Developing a business plan is far simpler than you think when you understand some business plan basics.
While the purpose and use of a business plan may vary, the essential elements of a business plan are the same for each and every one.
Knowing the purpose of your business plan will influence what you include or omit.
Consider your audience as this will also influence the approach you take ie the way you position the document and the language you use.
For example, if you're developing a business plan to apply for a loan, you'll have to present your business plan in a more formal way and there may be specific documents required only by the bank.
On the other hand, if you are developing a business plan for internal use only then the language you use can be less formal. A word of caution though ... you'll still need to do the research and include the detail .. that doesn't change.
Remember the "KISS"" principle
Business plans do not have to be long but they must be simple and easy to understand
The points outlined below form the essential elements of any business plan.
Note: These are main headings. In some instances there may be sections that need to be sub-divided or you may find that you don't need a particular section at all. This will depend on the type of business you are starting.
The Executive Summary provides a snapshot of what you are trying to achieve. It only has to be about a page long. While it always appears at the beginning of the document, it's only written after you have the details of your proposed business documented.
Developing a Business Plan
Your Mission Statement (a fancy term for Business Objective) clearly states your business's objective or reason for existence. It need only be one paragraph (or a few dot points).
Your Mission Statement should express what you want to achieve.
This section of your business plan describes the kind of business you'll be running, the products you intend selling and where you'll source them.
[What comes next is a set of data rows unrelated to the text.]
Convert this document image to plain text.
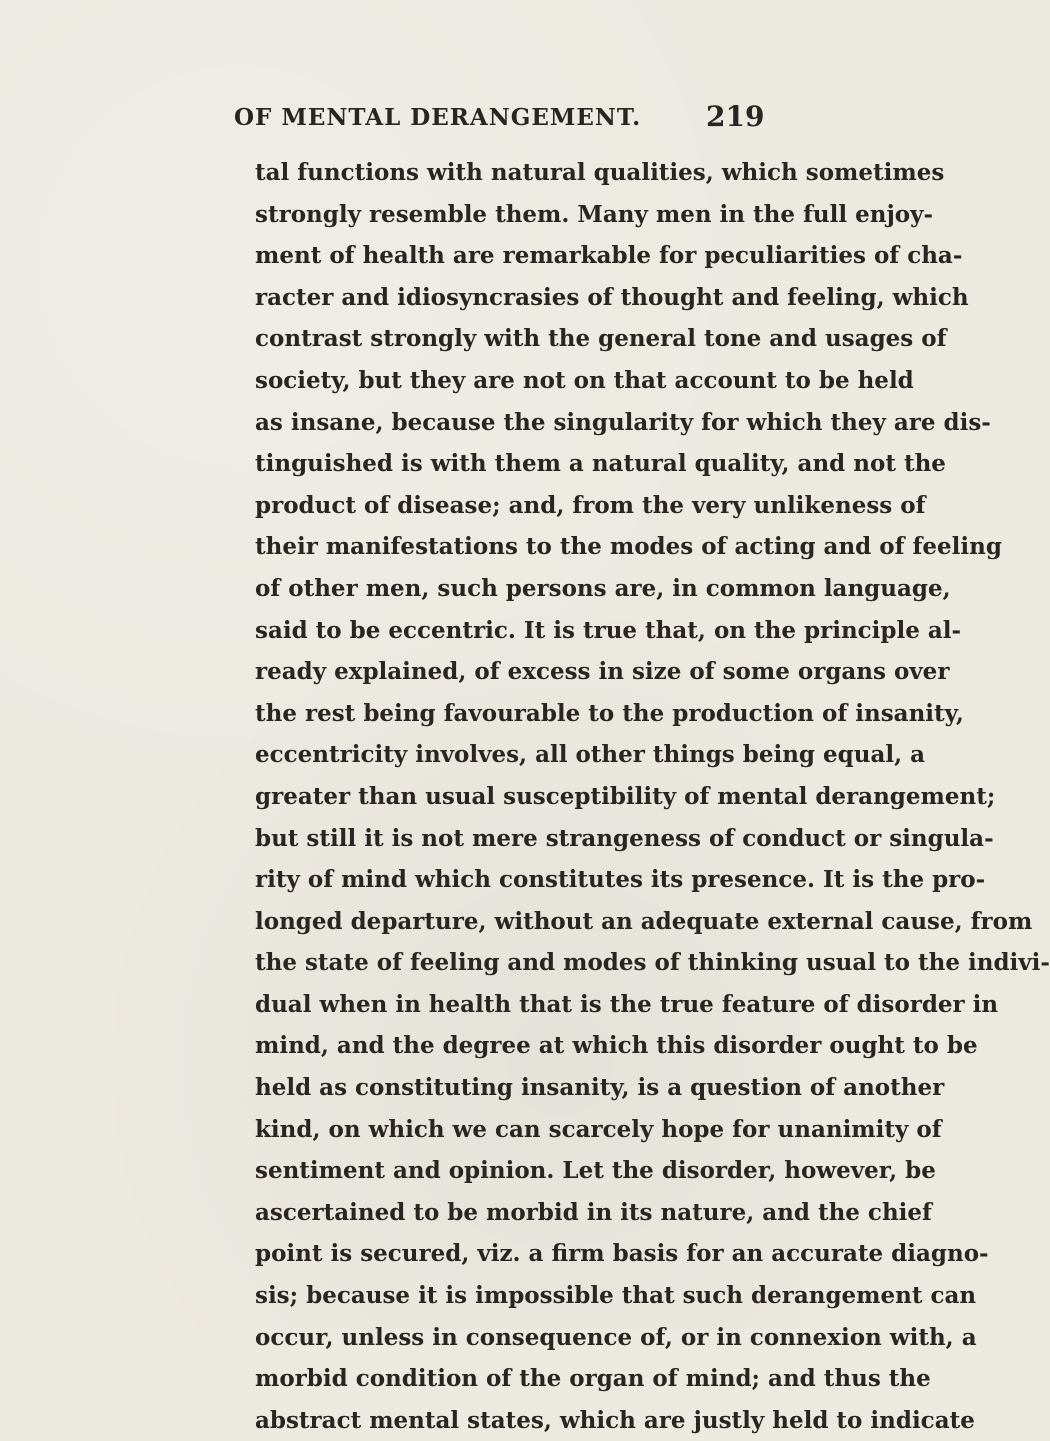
OF MENTAL DERANGEMENT. 219
tal functions with natural qualities, which sometimes
strongly resemble them. Many men in the full enjoy-
ment of health are remarkable for peculiarities of cha-
racter and idiosyncrasies of thought and feeling, which
contrast strongly with the general tone and usages of
society, but they are not on that account to be held
as insane, because the singularity for which they are dis-
tinguished is with them a natural quality, and not the
product of disease; and, from the very unlikeness of
their manifestations to the modes of acting and of feeling
of other men, such persons are, in common language,
said to be eccentric. It is true that, on the principle al-
ready explained, of excess in size of some organs over
the rest being favourable to the production of insanity,
eccentricity involves, all other things being equal, a
greater than usual susceptibility of mental derangement;
but still it is not mere strangeness of conduct or singula-
rity of mind which constitutes its presence. It is the pro-
longed departure, without an adequate external cause, from
the state of feeling and modes of thinking usual to the indivi-
dual when in health that is the true feature of disorder in
mind, and the degree at which this disorder ought to be
held as constituting insanity, is a question of another
kind, on which we can scarcely hope for unanimity of
sentiment and opinion. Let the disorder, however, be
ascertained to be morbid in its nature, and the chief
point is secured, viz. a firm basis for an accurate diagno-
sis; because it is impossible that such derangement can
occur, unless in consequence of, or in connexion with, a
morbid condition of the organ of mind; and thus the
abstract mental states, which are justly held to indicate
It is important to have a clear picture of your ideal customer including age group, educational background, wants and needs, buying habits etc.
This should include your business number (when it was established legally). Also include here any information about yourself, your partner and if you'll be employing anyone (if appropriate).
Describe what you intending selling and focus on the benefit to your customer.
Document the results of the research you have carried out, your customers needs, where they are and how you'll reach them. In the case of an online business this could include details of your website or any other method of reaching your customers eg email marketing, blog, social networking etc.
Be specific. Include your goals including milestones and budgets as well as roles and responsibilities.
Cash flow is the single most important numerical analysis in a plan and should always be included. Most plans will also have Sales Forecasts.
Once your business is up and running you should add a Profit and Loss Statement.
Developing a business plan can be a daunting experience but with the information provided above you should be able to produce a pretty comprehensive business plan even if you are writing one for the first time.
Rmember use this as a guide only. Add anything you feel is relevant to your specific business (and delete anything that you don't) and if you need a bit of help or advice I'm sure your accountant would be only too happy to help.